Q: I have a lot of friends talking about making serious financial decisions based on the results of this week's election. Is there anything I should worry about? Do I need to change where my money goes?
A: On November 4th, the country elected a Republican majority to the Senate, expanded Republican control of the House of Representatives and chose a majority of Republican governors. Like all elections, this one is significant because it was an expression of the will of the people -- but whether the election outcome can break the logjam in Washington remains to be seen. That said, let's look at three areas where there could be implications based upon current public debate and the election results:
1.) Energy policy
One of the core priorities of the new Republican majority will likely be a move toward energy independence. Several candidates ran on platforms that included increases in domestic oil production. Domestic oil exploration is an issue that members of both parties have supported and may likely reach consensus on forming legislation. It's expected that some increased subsidy, fast tracked permit process, or deregulation of fracking will pass the new Congress. Several Republican candidates also campaigned on lifting the ban on exporting US-produced oil and natural gas, and several others championed the Keystone XL pipeline. Both of these projects will make it profitable to dig fossil fuels from deeper underground.

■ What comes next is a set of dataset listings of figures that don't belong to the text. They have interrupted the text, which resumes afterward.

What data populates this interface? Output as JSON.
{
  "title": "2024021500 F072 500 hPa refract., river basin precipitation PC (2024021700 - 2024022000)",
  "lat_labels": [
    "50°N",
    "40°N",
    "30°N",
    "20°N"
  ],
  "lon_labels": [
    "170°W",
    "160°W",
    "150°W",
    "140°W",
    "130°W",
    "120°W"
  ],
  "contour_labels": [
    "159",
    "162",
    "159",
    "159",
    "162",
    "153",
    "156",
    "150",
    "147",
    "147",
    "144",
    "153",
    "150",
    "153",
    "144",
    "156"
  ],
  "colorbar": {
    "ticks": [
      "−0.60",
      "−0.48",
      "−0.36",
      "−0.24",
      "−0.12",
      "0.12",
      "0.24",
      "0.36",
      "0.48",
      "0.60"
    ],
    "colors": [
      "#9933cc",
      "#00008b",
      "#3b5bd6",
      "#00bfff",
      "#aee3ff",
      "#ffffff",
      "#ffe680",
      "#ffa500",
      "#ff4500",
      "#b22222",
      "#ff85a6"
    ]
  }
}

If you live in an area that may have natural gas, this is great news for your property values. Gas and oil companies will pay big money for the mineral rights under your home. While there have been some concerns about leaking and subsidence, fracking technology has improved dramatically. The increased incentives to drill will make selling your home that much easier.
If you don't live in such an area, you can still take advantage of the wealth of natural resources our country has to offer. Domestic oil production will lead to somewhat decreased prices at the gas pump, but it's more likely you'll see the savings in your gas and electric bill. Cheaper access to coal and natural gas will drive down the costs of heating and generating electricity. It's not likely to come soon enough to help with this heating season, but it might be a little less painful to run the AC next summer.
2.) Market responses
In the aftermath of the election, stocks did appear to be improving. Some of this valuation may be a response to expectations of a business-friendly Washington. More likely, though, this is the market responding to more predictable conditions. The election was credible and peaceful without widespread reports of fraud or intimidation. This is a signal to the market that things are likely to continue as normal and business as usual.
Some experts have suggested that Republican lawmakers will roll out a pro-business agenda. This regulatory climate will encourage stock growth. This is far from a sure thing, though.. Democrats still control enough of the Senate to filibuster any sweeping change and President Obama still has to sign legislation for it to become law -- unless enough lawmakers band together to override a presidential veto. Legislative priorities, therefore, may lean toward less divisive topics, like eliminating the medical device excise tax.
There is a correlation between Republican control of Congress and defense contractor stock prices. Minor increases in value are possible there. On the whole, a more cautious approach is prudent. Wait and see what the new Congress does before overreacting to non-market events.
3.) Tax planning
Tax reform is likely to be considered by the new Republican Congress. Many candidates won elections on anti-tax platforms at both the state and federal levels. This is one instance where it might make sense to make plans based upon the results of an election.
If you're considering making a move that would expose you to significant tax liability, it might be a good idea to wait until January 1. Affected moves might include making an early withdrawal from an IRA or selling a significant quantity of stock. Income tax rates are not that high now, but they're not going to get higher with a Republican House and Senate. Waiting two months won't cost you anything and it might produce a significant tax savings.
There's no guarantee that you'll pay less in taxes next year, but there's the possibility you might. When the risk is negligible and the possible rewards could be significant, it's a good idea to take a wait-and-see approach. Consider holding on to your stocks or putting off tapping into your IRA just a little longer. It may pay dividends.